Saad Hanif, head of the research of Ismail Iqbal Securities, said, “The Central Bank” is likely to wait for more clarity on the external front or unless he is convinced of achieving their medium -term inflation target. ,
“Once this happens, I hope to resume the rate cut from them, although slow.”
Pakistan Business Council (PBC) CEO Ehsan Malik warned that the cutting rates will soon be reversed on Monday, as monetary spontaneity increases imports and trade deficit, which puts pressure on exchange rates, promotes inflation.
The cash-tight nation is navigating reforms under the $ 7 billion International Monetary Fund (IMF) program approved in September. The first installment of the loan is being reviewed, and if successful, Pakistan will get an installment of $ 1 billion.
Revise demand and investment
Inflation increased by about 40% in May 2023, inspired by currency devaluation and subsidy removal for IMF approval. But inflation fell to a low-lying level of 1.5% in February, providing a room to promote development for the central bank.
Economists have also warned the risk of the government’s risk of taking advantage of low interest rates so that the loan can be increased for the expansion budget.
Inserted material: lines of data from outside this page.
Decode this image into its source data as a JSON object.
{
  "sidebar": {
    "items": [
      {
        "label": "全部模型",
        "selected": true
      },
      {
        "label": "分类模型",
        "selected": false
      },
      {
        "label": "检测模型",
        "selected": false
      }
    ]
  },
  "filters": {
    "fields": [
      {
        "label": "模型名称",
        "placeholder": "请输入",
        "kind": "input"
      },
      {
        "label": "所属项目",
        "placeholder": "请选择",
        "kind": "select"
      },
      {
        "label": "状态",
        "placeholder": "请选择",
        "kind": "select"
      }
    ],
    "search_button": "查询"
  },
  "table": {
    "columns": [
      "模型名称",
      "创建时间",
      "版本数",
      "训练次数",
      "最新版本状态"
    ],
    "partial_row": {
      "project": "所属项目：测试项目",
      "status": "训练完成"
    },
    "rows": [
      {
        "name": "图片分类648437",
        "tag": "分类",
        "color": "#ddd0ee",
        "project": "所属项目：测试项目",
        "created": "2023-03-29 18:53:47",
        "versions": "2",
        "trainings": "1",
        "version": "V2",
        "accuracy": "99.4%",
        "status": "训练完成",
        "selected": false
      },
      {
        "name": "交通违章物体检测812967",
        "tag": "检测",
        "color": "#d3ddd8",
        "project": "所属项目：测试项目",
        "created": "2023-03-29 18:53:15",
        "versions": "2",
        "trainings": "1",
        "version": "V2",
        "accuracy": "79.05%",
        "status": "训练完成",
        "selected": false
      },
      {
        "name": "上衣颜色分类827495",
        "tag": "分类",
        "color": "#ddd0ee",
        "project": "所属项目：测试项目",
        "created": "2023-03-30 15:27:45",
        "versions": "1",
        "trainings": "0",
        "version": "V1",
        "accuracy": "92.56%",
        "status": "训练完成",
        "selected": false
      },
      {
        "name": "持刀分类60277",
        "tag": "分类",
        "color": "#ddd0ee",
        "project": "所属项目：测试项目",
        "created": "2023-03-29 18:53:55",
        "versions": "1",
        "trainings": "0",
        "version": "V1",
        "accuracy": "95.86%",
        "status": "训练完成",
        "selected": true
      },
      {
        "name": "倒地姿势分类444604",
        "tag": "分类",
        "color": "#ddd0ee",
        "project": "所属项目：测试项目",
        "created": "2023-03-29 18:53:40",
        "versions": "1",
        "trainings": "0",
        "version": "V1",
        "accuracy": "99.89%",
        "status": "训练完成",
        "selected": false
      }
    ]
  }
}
This will potentially destabilize the progress made under the IMF program and congestion out of the private sector.
The SBP reported that government borrowings have rebound, while the credit of the private sector increased by 9.4% in the second quarter of the current financial year.
However, the shortage of purchasing electricity was expected to remain a barrier for revived and investment.
“Consumer purchasing power will take time to overcome 75%+ price hike between 2021-2024,” said Mustafa Pasha, Executive Director of Laxon Investments.
Chenstore Association of Pakistan President Asocter Farrukh said that stable income and increased taxes have reduced consumer spending power.
The retail sections of the famous brands fell 10–15% in the last year and a half, with a continuous discount “razor-pale profit margin”, he said, integrated to cope with medium and large retailers, or closed, only a few “deep-packet players” were investing in development.
High debt
According to the October 2024 IMF report, Pakistan’s banking sector holds the largest proportion of government securities relative to its total assets.
The IMF said in its report that high domestic loans, mainly funded by banks, removes private sector credit, obstructing policy transmission, obstructing policy broadcasting, reducing the effects of changes in interest rate on the private sector.
Former SBP chief Reza Baqir emphasized the importance of foreign exchange stability to maintain economic growth in Pakistan, in view of the history of current account issues after the period of high consumption and imported development.
The country usually sets its budget for the year in June, in which the financial new year runs from 1 July to 30 June.
“Where there is fiscal dominance, it is relatively low that monetary policy will be able to prevent an ongoing account deficit” if political or other events give rise to populist budgetic policies, “he warned.